I'll second Sterophile's gear advice with one notable exception. Gear that is manufactured and designed in China is a definite no go for me. This includes such companies as Holoaudio and Denafrips. I will not support communists. My wife grew up under communism in Romania. I also avoid gear that is manufactured in China although if I wasn't fortunate to have funds for a higher budget I might be tempted to buy the lower end B&W and NAD equipment. That being said I am very happy with the following purchases I made over the past 12 months.

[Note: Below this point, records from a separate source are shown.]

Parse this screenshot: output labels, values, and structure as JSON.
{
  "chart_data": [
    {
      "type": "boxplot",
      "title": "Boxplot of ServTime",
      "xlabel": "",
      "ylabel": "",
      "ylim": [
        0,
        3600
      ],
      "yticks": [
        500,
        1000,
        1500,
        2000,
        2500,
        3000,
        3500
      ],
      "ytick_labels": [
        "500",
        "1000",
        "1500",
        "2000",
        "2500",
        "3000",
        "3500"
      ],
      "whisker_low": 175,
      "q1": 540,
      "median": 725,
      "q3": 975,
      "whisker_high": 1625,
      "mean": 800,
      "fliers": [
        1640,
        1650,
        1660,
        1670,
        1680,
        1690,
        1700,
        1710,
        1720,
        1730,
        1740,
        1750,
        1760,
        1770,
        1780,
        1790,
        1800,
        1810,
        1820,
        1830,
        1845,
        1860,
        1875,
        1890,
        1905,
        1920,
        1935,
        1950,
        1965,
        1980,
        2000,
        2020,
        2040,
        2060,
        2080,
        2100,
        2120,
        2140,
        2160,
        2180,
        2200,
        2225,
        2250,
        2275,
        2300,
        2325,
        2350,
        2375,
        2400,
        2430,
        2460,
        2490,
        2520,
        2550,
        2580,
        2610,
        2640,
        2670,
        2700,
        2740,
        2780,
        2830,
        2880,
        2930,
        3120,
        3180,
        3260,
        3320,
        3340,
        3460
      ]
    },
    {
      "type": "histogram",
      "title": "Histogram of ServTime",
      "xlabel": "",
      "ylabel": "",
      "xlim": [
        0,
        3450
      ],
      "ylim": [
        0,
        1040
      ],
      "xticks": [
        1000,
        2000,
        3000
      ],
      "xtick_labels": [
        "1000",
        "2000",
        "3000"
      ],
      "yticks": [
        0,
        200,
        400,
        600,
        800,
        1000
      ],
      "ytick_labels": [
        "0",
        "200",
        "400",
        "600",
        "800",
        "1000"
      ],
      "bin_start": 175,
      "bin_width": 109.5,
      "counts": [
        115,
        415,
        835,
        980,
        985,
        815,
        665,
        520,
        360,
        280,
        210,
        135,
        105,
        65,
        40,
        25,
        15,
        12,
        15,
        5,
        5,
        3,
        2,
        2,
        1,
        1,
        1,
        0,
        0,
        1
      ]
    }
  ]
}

Revel PerformaBe F228 (KR)
Parasound Halo A21+ (KR)
Shunyata Research Denali 6000/S v2 power distributor
Shunyata Research Sigma XC and 2 Alpha NR v2 power cords
Shunyata Research CopperConn duplex outlet

The impact of the Shunyata products was mind-blowing to me. I will likely replace my Synergistic Research interconnects and speaker cables with Shunyata's new v2 products in 2021.


Glotz's picture

Killer speakers and amp!

I do love Shunyata's approach to their entire line. While I don't like the Venom interconnects, I do love and use the speaker cables. But I will be looking to the V2 line next year, probably the Deltas.

DougM's picture

I'm glad you're all so wealthy that you think a piece of gear that costs $3k or more isn't expensive. Looking at the list of all winners and runners-up, to my mind the only two items that I wouldn't call expensive are the Audioquest Cobalt DAC, and the Stylustimer, and the Cobalt is still a serious amount of money to the average American. In these times of covid, when millions are out of work or underemployed and are just trying to pay the rent and put food on the table, try taking 100 random people off the street and show them these prices and ask them if they think any of them aren't expensive. You're clueless about what goes on in the real world outside of your bubble where a writer for a stupid audio magazine can afford to buy turntables and speakers that cost $100k. You should change the name of Stereophile to Hedge Fund Audio Times, or Toys for the One Percent.

MatthewT's picture

Someone forcing you to spend your money on this gear?

ChrisS's picture

...Stereophile for products at your particular price points,

DougM, stop reading Stereophile altogether.

You will save a lot of money on head gaskets.

JBO's picture

I'm hopeful that Larry Greenhill could let us all know who Jeff Hetfield is. Because he most certainly is not in Metallica.

Jim Austin's picture

Not mine, or not directly. Sincere apologies.